10. The method according to claim 7, wherein the following step is performed in an asynchronous manner: storing the context of the caller into the return information set indicated by the second register.

11. The method according to claim 7, wherein the step of determining the context of the callee or the step of storing the context of the caller is implemented by using a tagged translation lookaside buffer (TLB).

12. The method according to claim 7, wherein the method further comprises:

assigning an access permission for a memory area indicated by a fourth register to the callee, wherein the fourth register is configured to store address information of the memory area, the memory area is applied by the caller, and the memory area is used for storing data to be transmitted by the caller to the callee.

13. The method according to claim 7, wherein the method further comprises:

assigning an access permission for a second memory area indicated by a fourth register and a fifth register to the callee, wherein the fourth register is configured to store address information of a first memory area, the fifth register stores information used for reducing the first memory area, and the second memory area is a reduced first memory area.

14. The method according to claim 7, wherein the method further comprises:

receiving a second instruction sent by the callee, wherein the second instruction is used for indicating to return to the context of the caller;

obtaining the context of the caller from the return information set indicated by the second register; and

switching to the context of the caller.

15. A computer device, wherein the computer device comprises a hardware layer and an operating system running on the hardware layer, a caller and a callee that are to perform communication with each other run in the operating system, the computer device further comprises a communication engine, and the communication engine is configured to:

receive a first instruction sent by a caller, wherein the first instruction comprises an identifier of a callee;

determine a context of the callee based on the identifier of the callee in a service set indicated by a first register, wherein the first register is configured to store a memory address of the service set, and the service set comprises context information of one or more callees;

store a context of the caller into a return information set indicated by a second register, wherein the second register is configured to store a memory address of the return information set, and the return information set comprises context information of one or more callers; and

switch to the context of the callee.

16. The computer device according to claim 15, wherein the communication engine is further configured to:

determine, based on capability information indicated by a third register, that the caller has a permission to call the callee, wherein the third register is configured to store an address of the capability information, and the capability information is used for indicating whether the caller has a permission to call the callee.

17. The computer device according to claim 15, wherein the communication engine is further configured to:

prefetch either or both of the following information into a cache: the context information of the one or more callees that is comprised in the service set, or the capability information.

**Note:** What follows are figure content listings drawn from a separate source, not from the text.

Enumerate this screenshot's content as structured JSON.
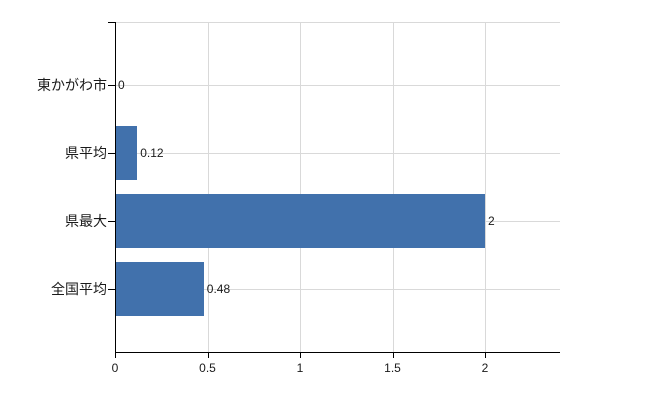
{
  "chart_data": {
    "type": "bar",
    "orientation": "horizontal",
    "title": "",
    "xlabel": "",
    "ylabel": "",
    "categories": [
      "東かがわ市",
      "県平均",
      "県最大",
      "全国平均"
    ],
    "values": [
      0,
      0.12,
      2,
      0.48
    ],
    "data_labels": [
      "0",
      "0.12",
      "2",
      "0.48"
    ],
    "x_ticks": [
      0,
      0.5,
      1,
      1.5,
      2
    ],
    "x_tick_labels": [
      "0",
      "0.5",
      "1",
      "1.5",
      "2"
    ],
    "xlim": [
      0,
      2.4
    ],
    "grid": true,
    "legend": false,
    "colors": {
      "bar": "#4171ac",
      "grid": "#d9d9d9",
      "axis": "#000000",
      "text": "#1a1a1a",
      "background": "#ffffff"
    }
  }
}
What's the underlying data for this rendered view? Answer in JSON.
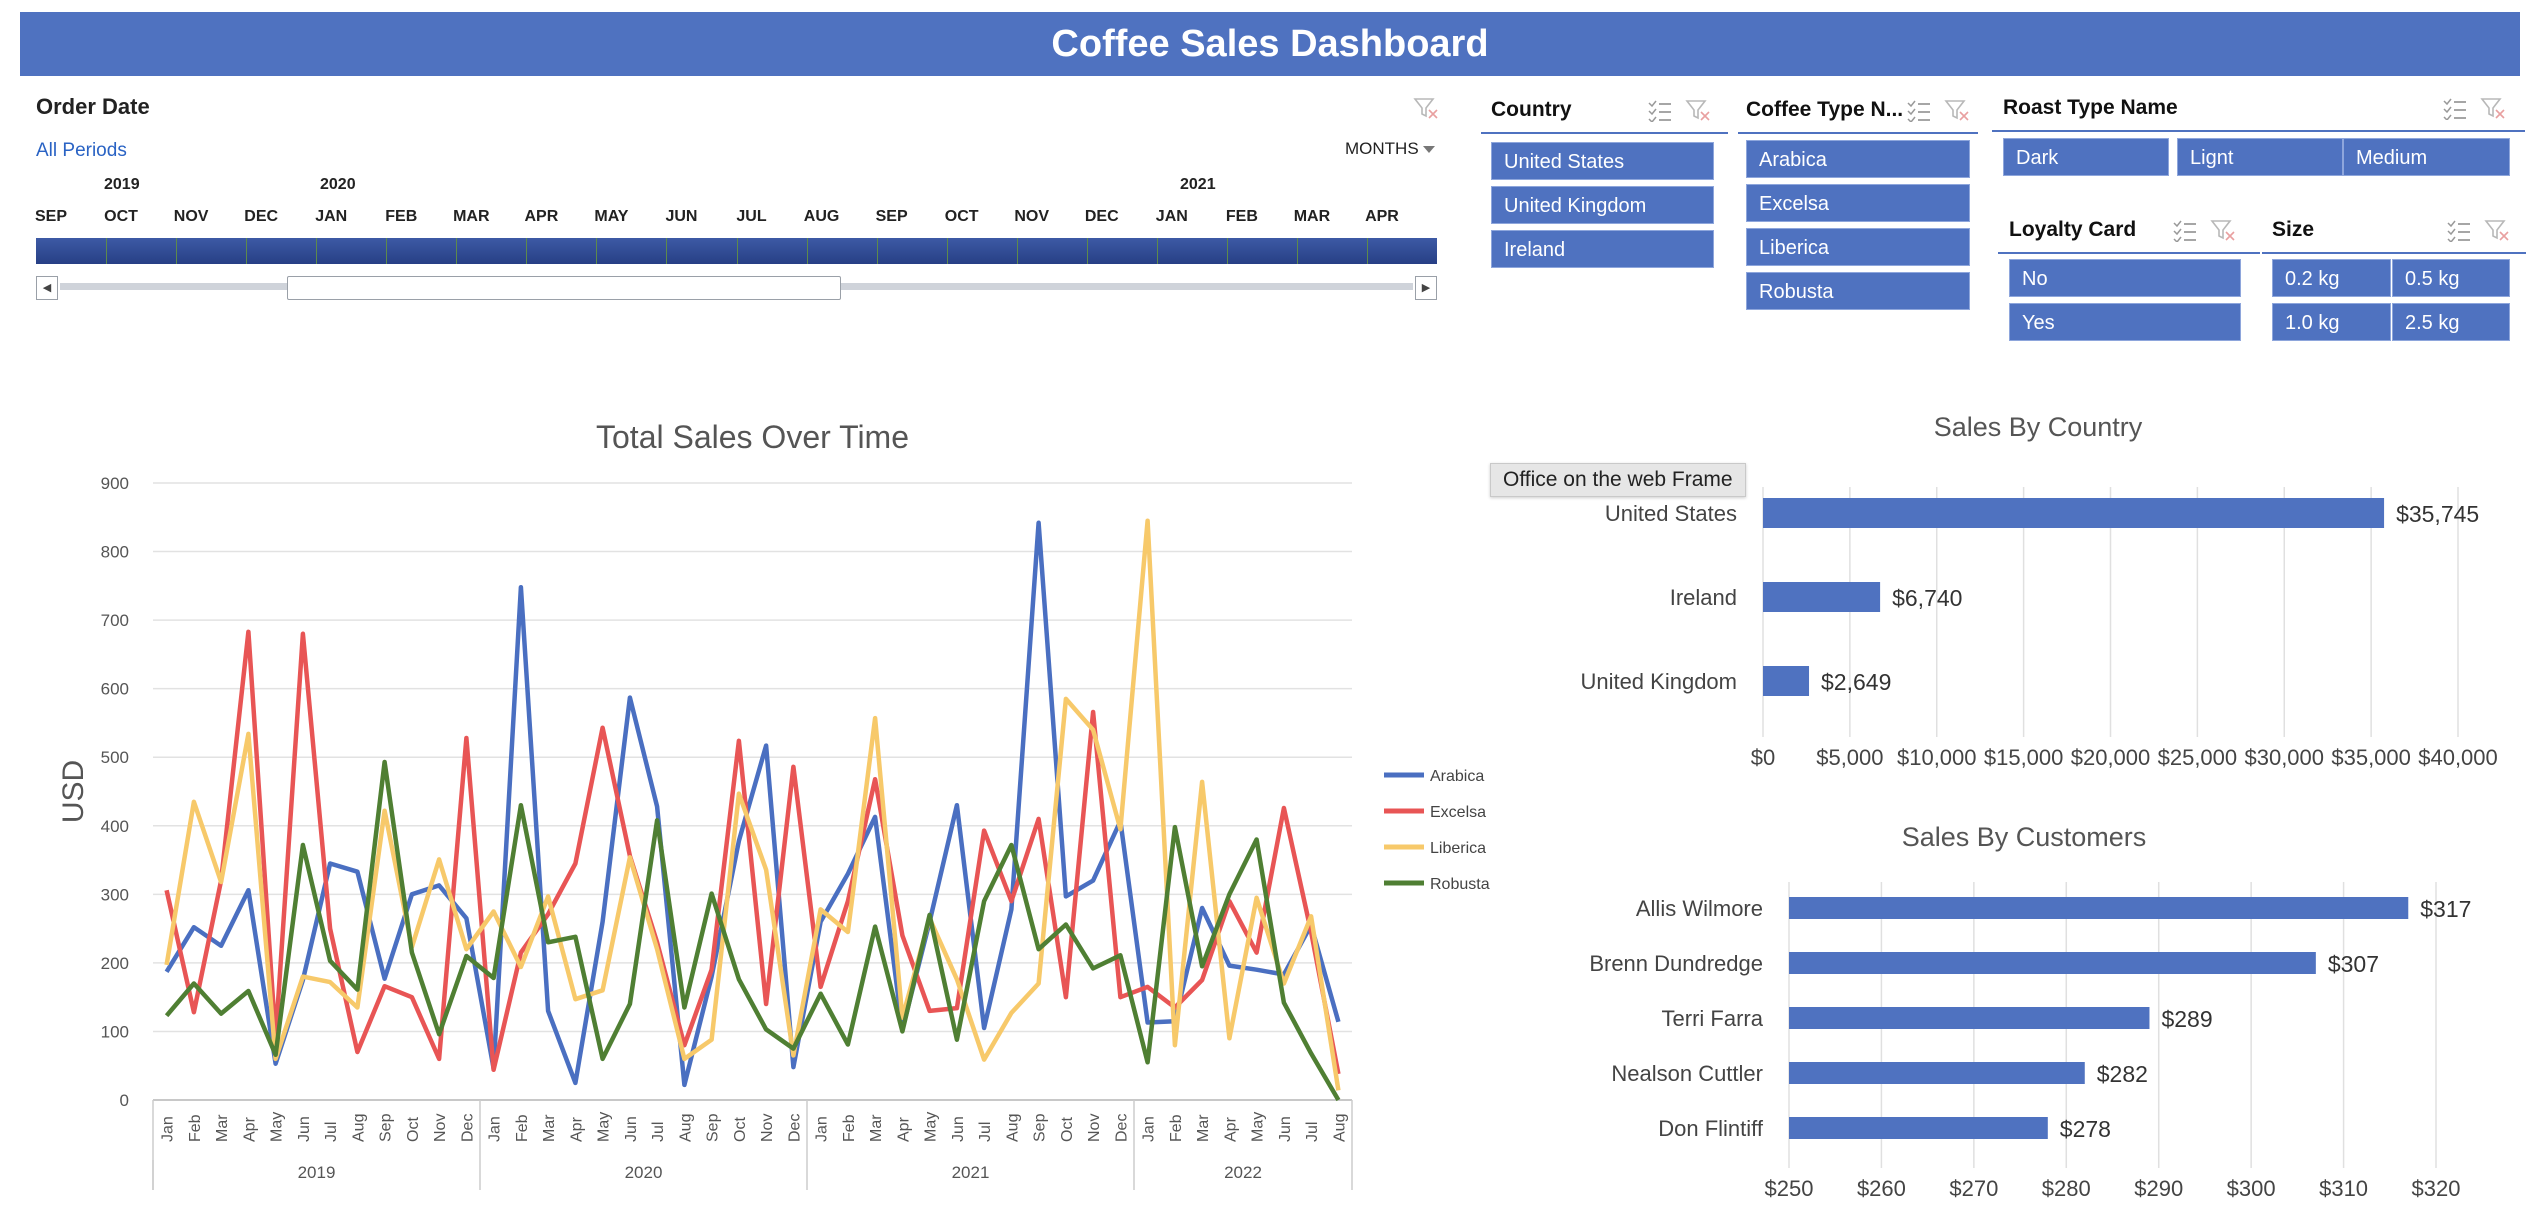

18. The computer device according to claim 15, wherein the communication engine is configured to determine the context of the callee or store the context of the caller by using a tagged translation lookaside buffer (TLB).

19. The method according to claim 15, wherein the communication engine is configured to:

assign an access permission for a memory area indicated by a fourth register to the callee, wherein the fourth register is configured to store address information of the memory area, the memory area is applied by the caller, and the memory area is used for storing data to be transmitted by the caller to the callee.

20. The computer device according to claim 15, wherein the communication engine is further configured to:

receive a second instruction sent by the callee, wherein the second instruction is used for indicating to return to the context of the caller;

obtain the context of the caller from the return information set indicated by the second register; and

switch to the context of the caller.